Designing better monitoring systems

18 Mar | How can existing civil infrastructure be better managed? This lunch talk will discuss how quantitative methods can be used to improve the design of monitoring systems to better manage civil infrastructure.

by Ghayathiri Sondarajan

The management of existing civil infrastructure is challenging due to evolving function requirements, aging and climate change. Civil infrastructure often has hidden reserve capacity because of the conservative approaches used in construction design and practice.

The information collected through sensor measurements has the potential to improve the knowledge of structural behaviour, leading to better decisions on asset management. In this situation, the design of the monitoring system is an important task as it directly affects the information collected. However, this task is usually carried out by engineers using only qualitative rules of thumb and experience, reducing the information gain.

This talk will discuss how quantitative methodologies can improve the design of measurement systems. Several approaches will be presented in order to either maximize the information gain of a sensor configuration or obtain an optimal solution according to multiple conflicting performance criteria.

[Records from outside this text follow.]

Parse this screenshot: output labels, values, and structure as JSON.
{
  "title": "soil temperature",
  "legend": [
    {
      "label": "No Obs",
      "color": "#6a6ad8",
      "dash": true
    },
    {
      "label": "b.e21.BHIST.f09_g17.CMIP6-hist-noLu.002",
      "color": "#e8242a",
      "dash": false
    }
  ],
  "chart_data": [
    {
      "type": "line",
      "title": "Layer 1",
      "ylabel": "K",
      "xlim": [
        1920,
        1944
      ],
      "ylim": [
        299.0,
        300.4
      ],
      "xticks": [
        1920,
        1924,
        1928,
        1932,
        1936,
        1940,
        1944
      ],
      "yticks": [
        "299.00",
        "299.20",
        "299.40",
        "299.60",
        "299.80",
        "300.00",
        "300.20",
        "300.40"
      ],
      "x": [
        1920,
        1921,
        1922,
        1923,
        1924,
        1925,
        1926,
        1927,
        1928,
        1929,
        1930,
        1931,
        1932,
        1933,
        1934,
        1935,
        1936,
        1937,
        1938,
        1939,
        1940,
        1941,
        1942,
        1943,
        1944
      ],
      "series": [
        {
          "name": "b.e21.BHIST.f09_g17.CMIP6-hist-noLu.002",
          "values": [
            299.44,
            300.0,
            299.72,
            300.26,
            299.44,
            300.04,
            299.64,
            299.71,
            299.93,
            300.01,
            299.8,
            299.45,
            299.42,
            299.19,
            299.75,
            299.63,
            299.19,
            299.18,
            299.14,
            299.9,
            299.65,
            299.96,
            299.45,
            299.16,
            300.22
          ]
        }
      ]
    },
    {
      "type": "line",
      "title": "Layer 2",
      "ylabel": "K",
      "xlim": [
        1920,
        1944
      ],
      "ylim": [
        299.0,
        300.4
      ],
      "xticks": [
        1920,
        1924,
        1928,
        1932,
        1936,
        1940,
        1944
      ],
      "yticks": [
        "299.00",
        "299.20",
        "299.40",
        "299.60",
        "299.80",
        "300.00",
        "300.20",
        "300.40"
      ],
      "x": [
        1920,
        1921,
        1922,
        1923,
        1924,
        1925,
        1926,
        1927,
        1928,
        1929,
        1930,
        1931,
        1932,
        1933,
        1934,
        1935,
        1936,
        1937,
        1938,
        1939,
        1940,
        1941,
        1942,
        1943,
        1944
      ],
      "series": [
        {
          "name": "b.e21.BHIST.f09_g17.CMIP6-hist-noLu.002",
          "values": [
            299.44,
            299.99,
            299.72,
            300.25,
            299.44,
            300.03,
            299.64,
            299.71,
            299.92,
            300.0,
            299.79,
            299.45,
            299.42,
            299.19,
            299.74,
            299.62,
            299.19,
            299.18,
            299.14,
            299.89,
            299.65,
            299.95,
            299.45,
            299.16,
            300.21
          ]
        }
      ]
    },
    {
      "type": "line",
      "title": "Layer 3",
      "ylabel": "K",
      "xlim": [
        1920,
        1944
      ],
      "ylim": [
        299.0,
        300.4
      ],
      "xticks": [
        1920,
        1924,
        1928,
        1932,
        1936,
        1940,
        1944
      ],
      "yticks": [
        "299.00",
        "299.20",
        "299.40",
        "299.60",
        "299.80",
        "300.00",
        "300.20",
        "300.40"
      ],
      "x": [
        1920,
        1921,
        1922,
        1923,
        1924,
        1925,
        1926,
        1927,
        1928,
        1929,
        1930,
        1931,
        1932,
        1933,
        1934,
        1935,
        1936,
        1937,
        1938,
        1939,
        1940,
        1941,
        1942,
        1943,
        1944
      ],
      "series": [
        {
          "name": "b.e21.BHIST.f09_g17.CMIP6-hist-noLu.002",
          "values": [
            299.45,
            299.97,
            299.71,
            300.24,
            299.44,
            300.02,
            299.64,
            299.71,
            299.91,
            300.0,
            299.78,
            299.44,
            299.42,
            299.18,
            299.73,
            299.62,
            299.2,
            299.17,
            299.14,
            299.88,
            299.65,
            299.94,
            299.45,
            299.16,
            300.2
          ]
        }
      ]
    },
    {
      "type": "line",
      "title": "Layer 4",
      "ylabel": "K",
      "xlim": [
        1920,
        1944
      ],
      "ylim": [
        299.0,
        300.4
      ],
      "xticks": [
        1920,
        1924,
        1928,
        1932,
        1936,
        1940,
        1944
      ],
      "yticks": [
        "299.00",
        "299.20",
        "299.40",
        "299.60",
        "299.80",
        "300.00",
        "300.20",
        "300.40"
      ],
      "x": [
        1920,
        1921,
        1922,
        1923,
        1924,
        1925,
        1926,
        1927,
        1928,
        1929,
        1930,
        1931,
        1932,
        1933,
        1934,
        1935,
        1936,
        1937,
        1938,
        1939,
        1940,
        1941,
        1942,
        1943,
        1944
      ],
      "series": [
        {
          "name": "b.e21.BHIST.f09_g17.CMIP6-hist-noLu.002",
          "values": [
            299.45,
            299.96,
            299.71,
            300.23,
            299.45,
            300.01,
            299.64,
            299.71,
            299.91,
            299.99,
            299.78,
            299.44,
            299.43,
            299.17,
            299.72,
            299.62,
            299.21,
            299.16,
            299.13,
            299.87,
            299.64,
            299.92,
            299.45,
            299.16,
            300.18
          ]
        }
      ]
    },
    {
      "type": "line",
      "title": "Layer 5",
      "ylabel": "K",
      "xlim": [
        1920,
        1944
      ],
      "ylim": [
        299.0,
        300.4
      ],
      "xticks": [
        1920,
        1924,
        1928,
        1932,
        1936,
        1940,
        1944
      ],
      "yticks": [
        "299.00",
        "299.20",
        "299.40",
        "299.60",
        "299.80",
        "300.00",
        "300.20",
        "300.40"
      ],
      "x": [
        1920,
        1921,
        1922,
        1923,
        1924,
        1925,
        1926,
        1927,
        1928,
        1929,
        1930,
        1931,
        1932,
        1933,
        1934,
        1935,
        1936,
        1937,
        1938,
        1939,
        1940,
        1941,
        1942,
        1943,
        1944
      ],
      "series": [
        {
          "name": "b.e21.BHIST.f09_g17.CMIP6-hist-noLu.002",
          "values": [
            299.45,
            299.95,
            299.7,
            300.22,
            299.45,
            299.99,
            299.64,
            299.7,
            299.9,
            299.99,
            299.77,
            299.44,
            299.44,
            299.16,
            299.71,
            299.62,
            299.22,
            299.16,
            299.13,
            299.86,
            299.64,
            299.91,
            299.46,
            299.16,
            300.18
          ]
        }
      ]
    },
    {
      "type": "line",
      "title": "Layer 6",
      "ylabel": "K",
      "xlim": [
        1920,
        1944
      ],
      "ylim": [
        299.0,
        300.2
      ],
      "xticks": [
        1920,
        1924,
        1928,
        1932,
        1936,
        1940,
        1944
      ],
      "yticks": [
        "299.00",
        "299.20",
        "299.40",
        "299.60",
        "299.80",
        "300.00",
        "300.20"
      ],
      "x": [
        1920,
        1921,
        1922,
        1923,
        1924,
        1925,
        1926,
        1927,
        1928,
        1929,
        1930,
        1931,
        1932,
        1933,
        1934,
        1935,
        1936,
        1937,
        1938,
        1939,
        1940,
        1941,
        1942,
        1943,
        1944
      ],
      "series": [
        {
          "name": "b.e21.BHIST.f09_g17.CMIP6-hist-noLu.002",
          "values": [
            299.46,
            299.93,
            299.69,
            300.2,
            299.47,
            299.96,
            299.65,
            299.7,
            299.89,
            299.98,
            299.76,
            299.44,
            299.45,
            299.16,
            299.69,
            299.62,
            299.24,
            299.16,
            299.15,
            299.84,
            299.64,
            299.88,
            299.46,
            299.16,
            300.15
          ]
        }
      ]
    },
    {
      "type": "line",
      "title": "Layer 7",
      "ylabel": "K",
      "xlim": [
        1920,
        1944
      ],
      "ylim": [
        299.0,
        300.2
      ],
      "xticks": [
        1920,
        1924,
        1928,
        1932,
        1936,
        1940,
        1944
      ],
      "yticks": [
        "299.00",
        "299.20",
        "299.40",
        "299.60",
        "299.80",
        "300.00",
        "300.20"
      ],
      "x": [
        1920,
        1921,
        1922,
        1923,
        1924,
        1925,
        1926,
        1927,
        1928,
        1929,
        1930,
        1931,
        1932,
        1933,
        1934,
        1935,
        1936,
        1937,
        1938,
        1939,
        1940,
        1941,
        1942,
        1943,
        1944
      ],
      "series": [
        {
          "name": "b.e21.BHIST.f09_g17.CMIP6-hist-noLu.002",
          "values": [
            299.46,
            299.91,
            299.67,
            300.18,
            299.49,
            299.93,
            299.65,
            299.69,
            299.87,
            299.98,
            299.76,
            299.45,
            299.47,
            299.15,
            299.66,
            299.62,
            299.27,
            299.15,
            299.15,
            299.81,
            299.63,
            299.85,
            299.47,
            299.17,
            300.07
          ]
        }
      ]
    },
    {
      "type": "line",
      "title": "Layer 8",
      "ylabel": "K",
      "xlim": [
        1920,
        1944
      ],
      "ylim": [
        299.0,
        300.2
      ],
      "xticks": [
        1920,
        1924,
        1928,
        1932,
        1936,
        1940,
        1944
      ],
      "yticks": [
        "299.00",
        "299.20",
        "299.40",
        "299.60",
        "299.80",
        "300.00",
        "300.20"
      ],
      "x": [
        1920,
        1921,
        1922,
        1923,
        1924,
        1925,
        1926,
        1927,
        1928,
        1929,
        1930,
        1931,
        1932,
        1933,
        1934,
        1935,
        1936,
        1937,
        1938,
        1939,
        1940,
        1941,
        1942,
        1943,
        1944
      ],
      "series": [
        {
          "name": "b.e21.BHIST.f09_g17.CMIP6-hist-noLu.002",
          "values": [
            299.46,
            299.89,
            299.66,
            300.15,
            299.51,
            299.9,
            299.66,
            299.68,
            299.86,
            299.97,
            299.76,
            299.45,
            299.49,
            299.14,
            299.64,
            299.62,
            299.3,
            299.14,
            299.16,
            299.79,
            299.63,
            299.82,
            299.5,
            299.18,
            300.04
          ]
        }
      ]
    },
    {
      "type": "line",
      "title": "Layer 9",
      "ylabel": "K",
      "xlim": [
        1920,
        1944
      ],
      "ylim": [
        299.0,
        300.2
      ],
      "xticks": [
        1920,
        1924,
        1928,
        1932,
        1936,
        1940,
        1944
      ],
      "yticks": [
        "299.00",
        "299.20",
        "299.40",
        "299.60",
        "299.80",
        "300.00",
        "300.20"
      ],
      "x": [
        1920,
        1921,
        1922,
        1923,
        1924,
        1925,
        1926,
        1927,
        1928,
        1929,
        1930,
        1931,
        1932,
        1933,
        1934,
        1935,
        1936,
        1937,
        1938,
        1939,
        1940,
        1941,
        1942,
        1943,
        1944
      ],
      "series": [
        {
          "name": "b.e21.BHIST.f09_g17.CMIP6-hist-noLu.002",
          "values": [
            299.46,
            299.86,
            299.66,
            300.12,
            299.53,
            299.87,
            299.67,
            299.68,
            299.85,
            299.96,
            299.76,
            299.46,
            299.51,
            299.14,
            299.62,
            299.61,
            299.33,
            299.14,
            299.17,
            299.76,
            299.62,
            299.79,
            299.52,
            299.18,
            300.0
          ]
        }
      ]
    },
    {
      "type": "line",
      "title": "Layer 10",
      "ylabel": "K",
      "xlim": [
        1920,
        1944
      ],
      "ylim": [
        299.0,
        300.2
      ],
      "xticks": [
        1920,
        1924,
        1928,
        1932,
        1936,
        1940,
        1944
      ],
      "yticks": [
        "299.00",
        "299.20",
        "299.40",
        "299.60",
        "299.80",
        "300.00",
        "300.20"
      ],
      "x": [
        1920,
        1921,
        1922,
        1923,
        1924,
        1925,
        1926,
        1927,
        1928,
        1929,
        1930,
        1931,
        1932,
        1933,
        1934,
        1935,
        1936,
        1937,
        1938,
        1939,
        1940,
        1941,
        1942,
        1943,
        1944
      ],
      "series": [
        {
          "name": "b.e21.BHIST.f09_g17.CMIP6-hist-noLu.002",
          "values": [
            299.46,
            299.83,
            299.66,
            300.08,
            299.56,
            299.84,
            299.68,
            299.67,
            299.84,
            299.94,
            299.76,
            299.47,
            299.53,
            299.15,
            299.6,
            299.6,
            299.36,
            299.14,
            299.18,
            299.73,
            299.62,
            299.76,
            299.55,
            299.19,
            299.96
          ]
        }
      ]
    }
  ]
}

Additionally, a methodology will be introduced to assess whether monitoring information has the potential to influence asset-manager decisions. Several full-scale bridges will be used as case studies to illustrate the main findings of the speaker’s Ph.D. thesis.


The speaker

Numa Bertola is a Ph.D. researcher of the Cyber Civil Infrastructure project at the Future Cities Laboratory (Singapore-ETH Centre) in Singapore. In 2020, he has defended his thesis named ‘measurement-system design for structural identification’.

Before his work in Singapore, he completed his masters degree in structural engineering in 2016 and his bachelor degree in civil engineering in 2014, both at Ecole Polytechnique Federale de Lausanne (EPFL), Switzerland. His master thesis focused on fluid mechanics and the research was conducted in 2016 at the University of Queensland, Brisbane, Australia.